Taylor watches for the next two minutes as the procession of infected drags the dead up the grass verge and beyond, leaving wide trails through the field of bright yellow rape seed. In the distance, about three miles as the crow flies, is a large compound of low and blocky utilitarian office buildings, residential apartments, warehouses, and aircraft hangers.
“You thinking what I’m thinking, Parker?”
“Yes, Captain. They’re heading for the base.”
ELLIE TUGS AT NATE’S arm, pointing to the line of men and women making their way across the motorway’s six lanes as the helicopter hovers. Her stomach knots as she watches a man, and then a woman, throw corpses – she hopes they’re corpses – over the middle barrier as though lifting a pillow, and dumping it onto the road below. The d
ead woman’s head hits the concrete partition before slamming onto the tarmac. The man, tall and broad-shouldered with a mass of black hair greying at the temples, vaults over the barrier with ease. Energetic and driven, they are newly infected.
She’d seen it back in the city; on the first day they would move with speed, and agility, displaying enormous strength. They fought ferociously, gouging, biting, kicking, and snapping with a relentless and vicious rage, but as the hours turned into days their energy would deplete. Their bodies showed the trauma, not only of the wounds they sustained, but what Ellie presumed was the deleterious effects of the parasite on the body. The infection, parasite, or whatever it was, seemed to sap the life right out of them. Fat Babs was a perfect example; on first infection, a healthy but overweight specimen, suddenly empowered with incredible strength and a ferocious urge to kill, but the infection seemed to eat her from the inside, her body losing its fat, then muscle until at her death she was a skinny heap of bones covered in saggy urine-coloured skin that was breaking down in great black patches. The eyes had faded too; starting as a bright and shining blood-red to one dulled by an opaque lens. A quick scan of the woman’s body with the torchlight was all that Ellie had been able to stand.
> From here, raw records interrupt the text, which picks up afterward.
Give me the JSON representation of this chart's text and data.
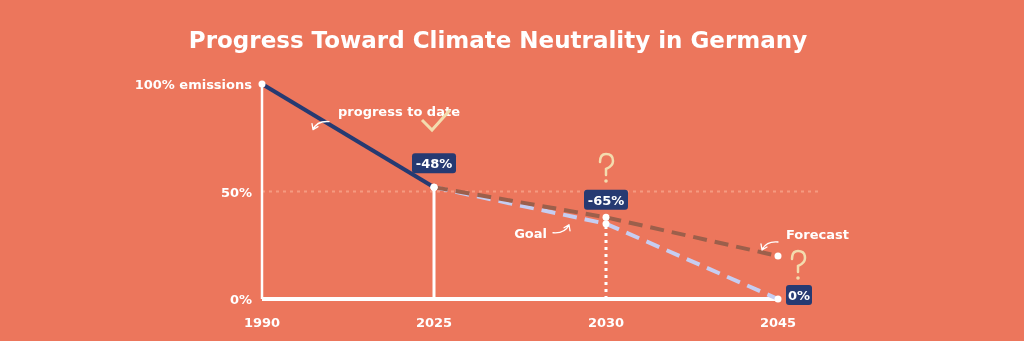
{
  "chart_data": {
    "type": "line",
    "title": "Progress Toward Climate Neutrality in Germany",
    "categories": [
      "1990",
      "2025",
      "2030",
      "2045"
    ],
    "series": [
      {
        "name": "progress to date",
        "color": "#263a72",
        "values": [
          100,
          52,
          null,
          null
        ],
        "line_style": "solid"
      },
      {
        "name": "Goal",
        "color": "#c6cdf2",
        "values": [
          null,
          52,
          35,
          0
        ],
        "line_style": "dashed"
      },
      {
        "name": "Forecast",
        "color": "#9c5f4b",
        "values": [
          null,
          52,
          38,
          20
        ],
        "line_style": "dashed"
      }
    ],
    "annotations": [
      {
        "text": "-48%",
        "x": "2025",
        "y": 52
      },
      {
        "text": "-65%",
        "x": "2030",
        "y": 35
      },
      {
        "text": "0%",
        "x": "2045",
        "y": 0
      }
    ],
    "ylim": [
      0,
      100
    ],
    "yticks": [
      {
        "value": 0,
        "label": "0%"
      },
      {
        "value": 50,
        "label": "50%"
      },
      {
        "value": 100,
        "label": "100% emissions"
      }
    ],
    "ref_lines": [
      {
        "axis": "y",
        "value": 50,
        "line_style": "dotted",
        "color": "#f59a80"
      },
      {
        "axis": "x",
        "value": "2025",
        "line_style": "solid",
        "color": "#ffffff"
      },
      {
        "axis": "x",
        "value": "2030",
        "line_style": "dotted",
        "color": "#ffffff"
      }
    ],
    "marker": "circle",
    "grid": false
  }
}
She tugs at Nate’s sleeve. He responds with a muffled grunt and she realises that his attention is on his son. The boy lies in the centre of the helicopter’s cabin, eyes closed, skin a deathly grey. His breath is steady however and a twitch of his fingers and flicker on his eyelids are at least signs of life.
Nate sits stiff beside her. Despite the horrors on the ground, her instinct is to soothe him. “He’s dreaming.”
His response is a grunt.
“You can tell he’s in REM sleep by the way his eyes are moving beneath his eyelids.”
Her voice is muffled within her suit. She hopes he can hear.
“Probably a nightmare,” is his gruff response.
“We’re safe now. They probably have a hospital at the base.”